Gaza’s 4,000 fishermen, worried about keeping their surplus seafood from spoiling, condemned the ban.
“Now I can’t make a living,” said Khalid al-Laham, 35, from his bare home in the southern town of Khan Younis as his five children scurried around him. “I have to borrow food from the shops.”
The struggle also reached Gaza’s wealthiest traders.
“Fish are completely different from any product, it’s sensitive,” said Mohammed Abu Hasira, a 38-year-old owner of a popular Gazan fish restaurant near the Mediterranean. “They should punish those who are at fault. Why are we being punished with them?”
Abu Hasira’s plans to export truckloads of fish Thursday were thwarted by the Israeli decision, he said.
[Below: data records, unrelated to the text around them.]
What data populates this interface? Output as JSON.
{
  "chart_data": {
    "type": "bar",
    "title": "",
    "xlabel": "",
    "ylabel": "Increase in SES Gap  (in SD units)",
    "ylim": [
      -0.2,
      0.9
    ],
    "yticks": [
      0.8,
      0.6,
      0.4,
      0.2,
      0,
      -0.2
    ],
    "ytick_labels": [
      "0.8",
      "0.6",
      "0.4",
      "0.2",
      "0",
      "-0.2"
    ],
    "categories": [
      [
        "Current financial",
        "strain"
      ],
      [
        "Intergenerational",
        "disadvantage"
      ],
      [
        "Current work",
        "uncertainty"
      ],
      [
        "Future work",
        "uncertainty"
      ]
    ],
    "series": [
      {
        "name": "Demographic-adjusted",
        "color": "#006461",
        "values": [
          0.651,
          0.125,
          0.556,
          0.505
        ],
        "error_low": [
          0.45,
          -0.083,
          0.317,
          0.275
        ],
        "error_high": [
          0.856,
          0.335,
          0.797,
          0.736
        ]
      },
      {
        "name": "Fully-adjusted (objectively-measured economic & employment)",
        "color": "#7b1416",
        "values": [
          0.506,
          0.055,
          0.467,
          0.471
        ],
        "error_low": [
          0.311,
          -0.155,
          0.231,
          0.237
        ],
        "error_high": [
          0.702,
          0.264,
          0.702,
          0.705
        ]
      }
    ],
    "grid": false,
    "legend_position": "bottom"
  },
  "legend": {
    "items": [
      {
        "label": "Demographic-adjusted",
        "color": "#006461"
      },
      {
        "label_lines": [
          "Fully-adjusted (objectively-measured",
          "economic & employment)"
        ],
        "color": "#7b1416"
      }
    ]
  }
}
Within moments, his profits evaporated and costs skyrocketed.
Overall, the measure has caused 26 tons of fish to rot and resulted in $300,000 in weekly losses, Gaza’s main fishermen’s union said.
The restrictions represented a reversal of recent Israeli military moves to ease the blockade to relieve economic pressure on Gaza to prevent tensions from boiling over into another bloody conflict.
Israel now allows some 21,000 Palestinian laborers from Gaza to enter Israel for work, and in July, Israel issued hundreds more permits. Some 70% more people left the strip in July than during the same month last year, according to the United Nations humanitarian office.
But now Gaza’s fishermen and others affected by the Israeli measure said they’ve again been subsumed into a larger political struggle that has nothing to do with them.
Israel says the closure was intended to deter militants from sneaking explosives through the crossing and to press the strip’s Hamas rules to crack down on the smuggling.
“The defense establishment will not allow terror organizations to take advantage of civilian and humanitarian facilities,” Israel’s defense ministry said.
The move, rights groups said, also laid bare Israel’s inability to provide an effective answer to the security incidents and to address Gaza’s underlying problems.
“Instead of finding proportionate and reasonable measures, it just imposes sweeping measures and punitive closings,” said Miriam Marmur, a spokeswoman for Gisha, an Israeli human rights group.
Under the blockade, Gaza’s businessmen have grappled with what they describe as exasperating bureaucratic controls and routine indignities.
Fishermen say their struggle reflects how the blockade has damaged a vital part of Gaza’s economy. In July, fish accounted for 6% of all exports, according to the U.N.
The restrictions have prevented them from importing engines, fiberglass, and other materials needed to repair their dilapidated boats.
The naval blockade limits how far out into the Mediterranean Sea the fishermen can go – and how much and what type of fish they can catch. If they drift too close to Israel’s maritime border, they risk being shot at or having their boats seized by the Israeli navy.
Since the start of the year, the U.N. humanitarian office, or OCHA, has recorded over 400 incidents in which Israeli forces opened fire at Palestinian fishermen approaching the sea boundary, causing injuries and damage. “Recurring shootings off the coast of Gaza are deeply troubling,” said Noel Tsekouras, head of OCHA’s Gaza office. “These actions severely jeopardize livelihoods.”
This week’s closure has left all merchants reeling in the crowded enclave. In an upscale tower just blocks from the seaport, Muhammad al-Ghussein, an engineer and spokesperson for the Palestinian Businessmen Association, said he shared the fishermen’s concerns.
“Halting exports is like dealing a fatal blow to a sector that’s already dying,” he said.